GERMAN SMALL TECH DEVELOPERS ARE LOOKING TO U.S. FOR VENTURE CAPITAL

By Tom Henderson
Small Times Senior Staff Writer

HANNOVER, Germany — Klees Eijkel is looking westward, for American investors or partners to help his MESA+ Research Institute continue its for-profit spinoff activity in the world of small tech. The Dutch institute, part of the University of Twente, has developed a reputation as one of the leaders in Europe in commercializing academic research.

“We have put in place the elements that make us a good opportunity for American investors,” said Eijkel from the MESA+ booth at the Hannover Trade Fair. “We think some of these start-ups are interesting, and the American market is crucial.

“It is important not to look just to Holland or Western Europe. We want to jump into that market. When one of your investors is American-based, it’s 10 times better for you.”

He recently has had exploratory talks with one VC firm but has yet to sign any deals.

Thus far, funding for commercialization of MESA+ companies has followed a European rather than American model: Money comes primarily from government sources. Venture capital is such a new concept that the Dutch and German don’t even have words in their own languages for it, borrowing the English-language term, instead. MESA+ got $22.5 million (U.S.) in funding last year, just 9 percent of it from the private sector.

MESA stands for microelectronics, sensors and actuators, and was founded at the university in 1990 as a cross-disciplinary institute pulling together researchers in the fields of electrical and mechanical engineering, physics and chemistry. The “+” tag was added in 1999 when it merged with the university’s Materials Research Center, which itself had been a consortium of various groups in the physics and chemical technology departments.

MESA+’s cross-disciplinary philosophy should serve as model for other universities, both in Europe and in the U.S., says Eijkel.

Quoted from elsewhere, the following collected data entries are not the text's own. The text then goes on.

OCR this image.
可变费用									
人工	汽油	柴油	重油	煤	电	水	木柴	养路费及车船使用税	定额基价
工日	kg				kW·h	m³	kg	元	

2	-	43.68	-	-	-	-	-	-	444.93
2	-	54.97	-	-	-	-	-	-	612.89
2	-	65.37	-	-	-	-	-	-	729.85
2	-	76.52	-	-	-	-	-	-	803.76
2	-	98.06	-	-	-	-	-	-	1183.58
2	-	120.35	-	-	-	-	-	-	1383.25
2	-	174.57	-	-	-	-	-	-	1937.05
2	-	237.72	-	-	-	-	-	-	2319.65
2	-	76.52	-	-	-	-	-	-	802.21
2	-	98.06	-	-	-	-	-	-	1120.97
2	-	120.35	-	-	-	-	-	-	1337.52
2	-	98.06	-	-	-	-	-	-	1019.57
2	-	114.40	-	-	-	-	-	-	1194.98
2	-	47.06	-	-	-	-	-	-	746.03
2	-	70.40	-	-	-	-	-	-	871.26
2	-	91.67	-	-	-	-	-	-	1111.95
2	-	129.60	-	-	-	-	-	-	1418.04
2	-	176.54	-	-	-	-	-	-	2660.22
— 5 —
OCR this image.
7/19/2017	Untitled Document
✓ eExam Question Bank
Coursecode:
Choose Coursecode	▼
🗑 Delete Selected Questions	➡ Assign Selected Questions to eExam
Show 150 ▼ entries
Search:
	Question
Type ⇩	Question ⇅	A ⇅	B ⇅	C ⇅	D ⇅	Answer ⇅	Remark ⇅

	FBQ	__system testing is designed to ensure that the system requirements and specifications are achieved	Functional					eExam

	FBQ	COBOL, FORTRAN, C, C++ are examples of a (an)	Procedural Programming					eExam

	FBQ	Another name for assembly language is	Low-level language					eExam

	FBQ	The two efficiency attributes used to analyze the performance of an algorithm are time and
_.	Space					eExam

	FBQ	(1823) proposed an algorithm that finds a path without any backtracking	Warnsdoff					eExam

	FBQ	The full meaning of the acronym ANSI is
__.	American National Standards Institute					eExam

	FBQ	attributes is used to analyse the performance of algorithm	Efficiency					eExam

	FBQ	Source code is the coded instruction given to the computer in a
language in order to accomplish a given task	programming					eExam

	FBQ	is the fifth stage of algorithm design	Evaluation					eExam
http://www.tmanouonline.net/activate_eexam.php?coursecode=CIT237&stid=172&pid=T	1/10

And the number of researchers it can bring to bear on various projects is impressive; the staff of 400 includes about 300 scientific researchers, including 200 Ph.D.s and post-docs.

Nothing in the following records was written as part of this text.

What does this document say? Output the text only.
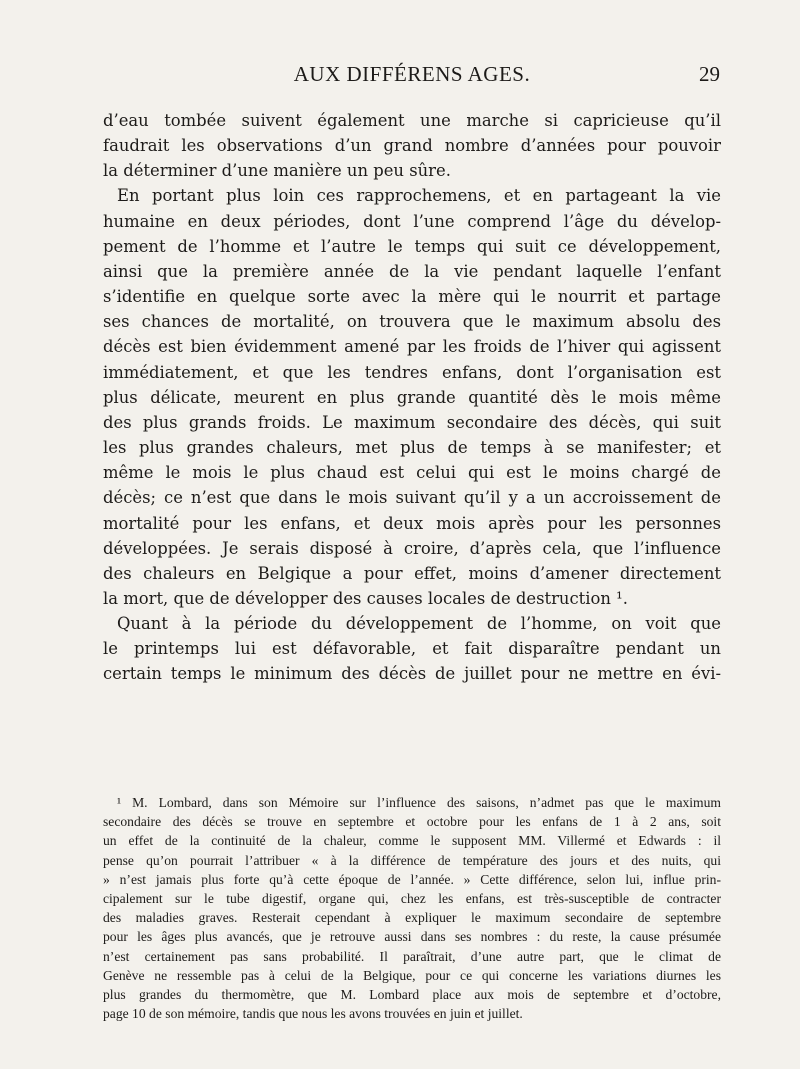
AUX DIFFÉRENS AGES.	29
d’eau tombée suivent également une marche si capricieuse qu’il
faudrait les observations d’un grand nombre d’années pour pouvoir
la déterminer d’une manière un peu sûre.
En portant plus loin ces rapprochemens, et en partageant la vie
humaine en deux périodes, dont l’une comprend l’âge du dévelop-
pement de l’homme et l’autre le temps qui suit ce développement,
ainsi que la première année de la vie pendant laquelle l’enfant
s’identifie en quelque sorte avec la mère qui le nourrit et partage
ses chances de mortalité, on trouvera que le maximum absolu des
décès est bien évidemment amené par les froids de l’hiver qui agissent
immédiatement, et que les tendres enfans, dont l’organisation est
plus délicate, meurent en plus grande quantité dès le mois même
des plus grands froids. Le maximum secondaire des décès, qui suit
les plus grandes chaleurs, met plus de temps à se manifester; et
même le mois le plus chaud est celui qui est le moins chargé de
décès; ce n’est que dans le mois suivant qu’il y a un accroissement de
mortalité pour les enfans, et deux mois après pour les personnes
développées. Je serais disposé à croire, d’après cela, que l’influence
des chaleurs en Belgique a pour effet, moins d’amener directement
la mort, que de développer des causes locales de destruction ¹.
Quant à la période du développement de l’homme, on voit que
le printemps lui est défavorable, et fait disparaître pendant un
certain temps le minimum des décès de juillet pour ne mettre en évi-
¹ M. Lombard, dans son Mémoire sur l’influence des saisons, n’admet pas que le maximum
secondaire des décès se trouve en septembre et octobre pour les enfans de 1 à 2 ans, soit
un effet de la continuité de la chaleur, comme le supposent MM. Villermé et Edwards : il
pense qu’on pourrait l’attribuer « à la différence de température des jours et des nuits, qui
» n’est jamais plus forte qu’à cette époque de l’année. » Cette différence, selon lui, influe prin-
cipalement sur le tube digestif, organe qui, chez les enfans, est très-susceptible de contracter
des maladies graves. Resterait cependant à expliquer le maximum secondaire de septembre
pour les âges plus avancés, que je retrouve aussi dans ses nombres : du reste, la cause présumée
n’est certainement pas sans probabilité. Il paraîtrait, d’une autre part, que le climat de
Genève ne ressemble pas à celui de la Belgique, pour ce qui concerne les variations diurnes les
plus grandes du thermomètre, que M. Lombard place aux mois de septembre et d’octobre,
page 10 de son mémoire, tandis que nous les avons trouvées en juin et juillet.
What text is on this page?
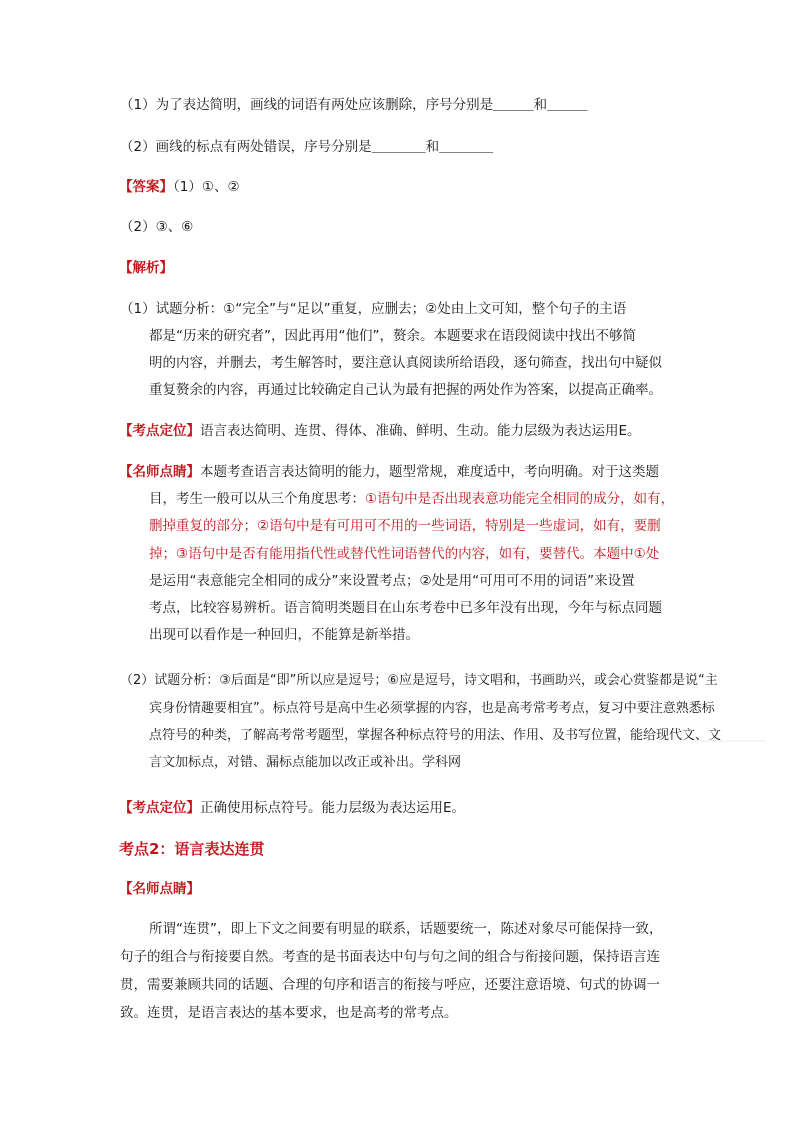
（1）为了表达简明，画线的词语有两处应该删除，序号分别是＿＿＿和＿＿＿
（2）画线的标点有两处错误，序号分别是＿＿＿＿和＿＿＿＿
【答案】（1）①、②
（2）③、⑥
【解析】
（1）试题分析：①“完全”与“足以”重复，应删去；②处由上文可知，整个句子的主语
都是“历来的研究者”，因此再用“他们”，赘余。本题要求在语段阅读中找出不够简
明的内容，并删去，考生解答时，要注意认真阅读所给语段，逐句筛查，找出句中疑似
重复赘余的内容，再通过比较确定自己认为最有把握的两处作为答案，以提高正确率。
【考点定位】语言表达简明、连贯、得体、准确、鲜明、生动。能力层级为表达运用E。
【名师点睛】本题考查语言表达简明的能力，题型常规，难度适中，考向明确。对于这类题
目，考生一般可以从三个角度思考：①语句中是否出现表意功能完全相同的成分，如有，
删掉重复的部分；②语句中是有可用可不用的一些词语，特别是一些虚词，如有，要删
掉；③语句中是否有能用指代性或替代性词语替代的内容，如有，要替代。本题中①处
是运用“表意能完全相同的成分”来设置考点；②处是用“可用可不用的词语”来设置
考点，比较容易辨析。语言简明类题目在山东考卷中已多年没有出现，今年与标点同题
出现可以看作是一种回归，不能算是新举措。
（2）试题分析：③后面是“即”所以应是逗号；⑥应是逗号，诗文唱和，书画助兴，或会心赏鉴都是说“主
宾身份情趣要相宜”。标点符号是高中生必须掌握的内容，也是高考常考考点，复习中要注意熟悉标
点符号的种类，了解高考常考题型，掌握各种标点符号的用法、作用、及书写位置，能给现代文、文
言文加标点，对错、漏标点能加以改正或补出。学科网
【考点定位】正确使用标点符号。能力层级为表达运用E。
考点2：语言表达连贯
【名师点睛】
所谓“连贯”，即上下文之间要有明显的联系，话题要统一，陈述对象尽可能保持一致，
句子的组合与衔接要自然。考查的是书面表达中句与句之间的组合与衔接问题，保持语言连
贯，需要兼顾共同的话题、合理的句序和语言的衔接与呼应，还要注意语境、句式的协调一
致。连贯，是语言表达的基本要求，也是高考的常考点。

The Netherlands is home to two other large research institutions in small tech, the Delft Institute of Microelectronics and Submicron Technology in Delft and Bio-Organic Materials and Devices in Groningen. “Their research is more basic. We’re the wild guys, with the wild technologies,” says Eijkel.

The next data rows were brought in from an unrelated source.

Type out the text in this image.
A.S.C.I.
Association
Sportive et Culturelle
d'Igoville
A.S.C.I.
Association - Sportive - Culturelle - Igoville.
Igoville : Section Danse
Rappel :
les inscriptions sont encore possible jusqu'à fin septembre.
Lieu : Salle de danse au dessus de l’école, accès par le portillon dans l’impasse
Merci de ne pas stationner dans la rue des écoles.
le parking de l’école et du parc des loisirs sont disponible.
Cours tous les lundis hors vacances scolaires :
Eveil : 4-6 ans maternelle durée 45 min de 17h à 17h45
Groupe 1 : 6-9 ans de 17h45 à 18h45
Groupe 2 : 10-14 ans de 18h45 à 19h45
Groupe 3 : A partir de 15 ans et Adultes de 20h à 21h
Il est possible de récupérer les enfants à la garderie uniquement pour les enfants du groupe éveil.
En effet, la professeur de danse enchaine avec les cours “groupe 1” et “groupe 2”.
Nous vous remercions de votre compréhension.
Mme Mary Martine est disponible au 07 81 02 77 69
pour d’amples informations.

All three of them are part of the Microsystem and Nano Technology Cluster (MINAC), a consortium 28 for-profit companies and research institutes specializing in small tech, helping make the Netherlands one of the world’s focal points for emerging technologies.

But while the research has been cutting edge, turning the research into market-based, for-profit companies has lagged. That is beginning to change slowly, says Eijkel, citing three reasons:

* Universities, once reluctant to see professors involved in private enterprise, have done an about face. Eijkel said when he began renting out clean-lab space at the University of Twente to private businesses in 1984, such activity was unheard of — almost shocking. Today, it is commonplace.

Twente has even formed a for-profit subsidiary, called the Microsystem Technology Foundry, to facilitate and promote privatization.

* Second, “The government now likes very much if you set yourself up so spinoffs will occur. The government has been saying these things for some time, but there has been real attention the last couple of years. Political support is very, very important.”

* Finally, a new venture-capital company has been formed. Called INNOFONDS, it is modest by American standards, $12 million, but because it is in part government subsidized it will be free to participate in at least some high-risk, hard-science projects, says Eijkel. MTF’s first VC deal with INNOFUNDS will be signed today, he adds.

This month, MESA+ spun off Lion Photonix Technologies, which makes silicon-based photonic waveguides for optical networking. Another recent spinoff was Micronit, which makes microfluidic devices in glass “with very rapid prototyping capabilities.”

This brings the number of viable spinoffs from MESA+ to 20, half of them related to Twente research and the other half originating off-campus. Current employment, says Eijkel, totals “a few hundred jobs.”

The most successful is Kymata Netherlands, with 60 employees. It is a merger of two separate companies bought and combined last year by the Scottish firm of Kymata. Eijkel hopes to spin off two or three more companies this year, and perhaps as many as seven in 2002. “Things are really ramping up.”